Little T April Update

Tony Deakins, Little T Broadband

The following article was published in the April edition of the Scaly Mountain newsletter.
Since the creation of the original article, our survey response count has reached 213. If you have not already done so and live in the Otto or Scaly areas, please respond to our survey. You can get started by clicking the Survey link at the top of the web page.

To date, we have roughly 187 responses. I would very much like to see this move to over 200, as that is a very strong response for surveys of this nature indicating high interest. So, yes; I would love for people to complete responses to this survey if they have not already. And, we thank everyone who has provided us with this information. It has been telling. Of the responses we received, 47% work at home,26% have school age children at home and 13% have need of telemedical support at home. We are still applying analytics to the data these surveys provide, so I expect additional indicators within the near future. Again, thanks to everyone who has provided us with this information and hopefully more will do so within the next couple of weeks. Hey, what else do you have to do during “lock down”?

I recently published a letter that appeared in the Macon County News and was submitted as well to the Franklin Press. The article emphasized the value of internet access in times like this showing its value beyond simply an entertainment medium. As this emergency persists into May and probably longer, internet access becomes even more vital. I encourage people throughout Western North Carolina and, in particular, our South Macon County communities, to write their elected officials in Raleigh to help show the irrationality of the North Carolina legislature in its being more a part of the problem than any solution to rural broadband access. The supposed “Great Grant” is a paltry and ill-organized band aid to a problem that deserves a much greater priority than it has so far been given. Hopefully, this current pandemic and its “stay at home” mandates reinforce the need for rural broadband access. At minimum, any prohibitions on local communities providing themselves, using local tax and public grant money, with this vital resource should be fully rescinded. Again: Lead, Follow or Get Out of the Way.

As for any of the current approaches to satellite services, I wish them well and hope it ultimately works. There should be some consolation for not being able to see the stars at night through the cloud of large and small comsats. Right now, that technology is still in its “hype” phase and there are several issues that remain to be demonstrated as solved. Not the least of these is “latency” which, the last time I saw any progress reports, still was around 700 milliseconds. And, that is just the part directly attributable to satellite round-trip. This issue caused the FCC to withhold recognition of satellite-delivered internet as a generally viable solution and, as such, not eligible for federal grants.

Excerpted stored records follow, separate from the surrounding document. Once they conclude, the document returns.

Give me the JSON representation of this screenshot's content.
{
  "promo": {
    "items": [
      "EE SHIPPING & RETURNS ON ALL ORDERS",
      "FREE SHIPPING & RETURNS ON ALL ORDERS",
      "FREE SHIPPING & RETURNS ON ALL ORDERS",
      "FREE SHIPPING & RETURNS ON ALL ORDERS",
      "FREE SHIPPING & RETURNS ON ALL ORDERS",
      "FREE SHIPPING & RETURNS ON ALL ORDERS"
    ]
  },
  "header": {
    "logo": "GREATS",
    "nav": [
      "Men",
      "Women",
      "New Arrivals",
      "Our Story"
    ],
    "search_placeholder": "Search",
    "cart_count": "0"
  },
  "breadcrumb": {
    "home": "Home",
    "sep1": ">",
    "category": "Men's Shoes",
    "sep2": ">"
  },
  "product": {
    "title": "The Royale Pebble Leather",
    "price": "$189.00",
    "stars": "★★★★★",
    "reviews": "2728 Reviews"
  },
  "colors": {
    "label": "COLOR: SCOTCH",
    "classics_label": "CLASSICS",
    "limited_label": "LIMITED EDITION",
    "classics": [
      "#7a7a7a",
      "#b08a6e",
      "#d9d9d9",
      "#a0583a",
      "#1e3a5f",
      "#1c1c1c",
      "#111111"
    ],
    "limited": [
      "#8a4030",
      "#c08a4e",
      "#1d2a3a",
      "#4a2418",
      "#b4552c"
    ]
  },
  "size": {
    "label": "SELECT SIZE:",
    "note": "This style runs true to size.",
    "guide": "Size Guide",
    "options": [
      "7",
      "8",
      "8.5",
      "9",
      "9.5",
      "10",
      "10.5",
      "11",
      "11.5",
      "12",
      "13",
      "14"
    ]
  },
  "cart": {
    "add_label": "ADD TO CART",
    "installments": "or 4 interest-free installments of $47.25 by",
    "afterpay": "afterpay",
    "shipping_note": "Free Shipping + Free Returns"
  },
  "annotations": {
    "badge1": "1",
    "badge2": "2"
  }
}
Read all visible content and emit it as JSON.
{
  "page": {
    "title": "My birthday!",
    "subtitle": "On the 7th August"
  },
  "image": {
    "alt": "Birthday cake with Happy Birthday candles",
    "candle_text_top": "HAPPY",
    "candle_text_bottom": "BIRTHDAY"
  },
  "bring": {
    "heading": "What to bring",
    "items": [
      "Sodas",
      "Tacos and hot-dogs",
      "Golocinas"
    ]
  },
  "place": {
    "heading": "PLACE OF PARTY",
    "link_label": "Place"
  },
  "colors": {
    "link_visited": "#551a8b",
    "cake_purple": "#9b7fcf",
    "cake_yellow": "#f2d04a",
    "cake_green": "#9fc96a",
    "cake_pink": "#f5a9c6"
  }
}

Satellite delivered internet is focused largely, if not quietly, on the air travel and ships-at-sea market which is expected to be huge within the near future and forms a revenue base rich for content providers. This market is not as sensitive to latency and other issues as the more terrestrial markets. Also, certain terrestrial markets such as found in the broad plains and prairies of the western U.S., Australia, Argentina and the Russian steppes likely would benefit. But, for those of us in “bumpy” and “leafy” locales, not so much. And, we are, if anything, not a revenue rich market. So, ask yourself, if you were the business genius behind the several versions of “Sky Net”-like start-ups, would you target a revenue-poor market? Oh, and did I mention, the FCC has denied the satellite companies access to federal grants due to the latency issues.

Little T Broadband in partnership with Balsam West Fibernet, has finalized the “Fast-Start” routes and cost estimates. “Fast-Start” is a forerunner to the larger phased deployment. We will be requesting grant funding from the county. We will meet the “only existing ISPs need apply” requirement that caused us to not receive the funding from our last grant request (…despite the numerous rumors to the contrary). Also, we will be submitting requests to The Golden Leaf Fund and other smaller grant providers for funds to build this initial phase out. We thought we might get this up and running by the end of the year, but the pandemic has slowed everybody down substantially. Once this has marched-off into history, we will be able to reset expectations on when Fast-Start will begin providing service as well as the follow-on buildout plans.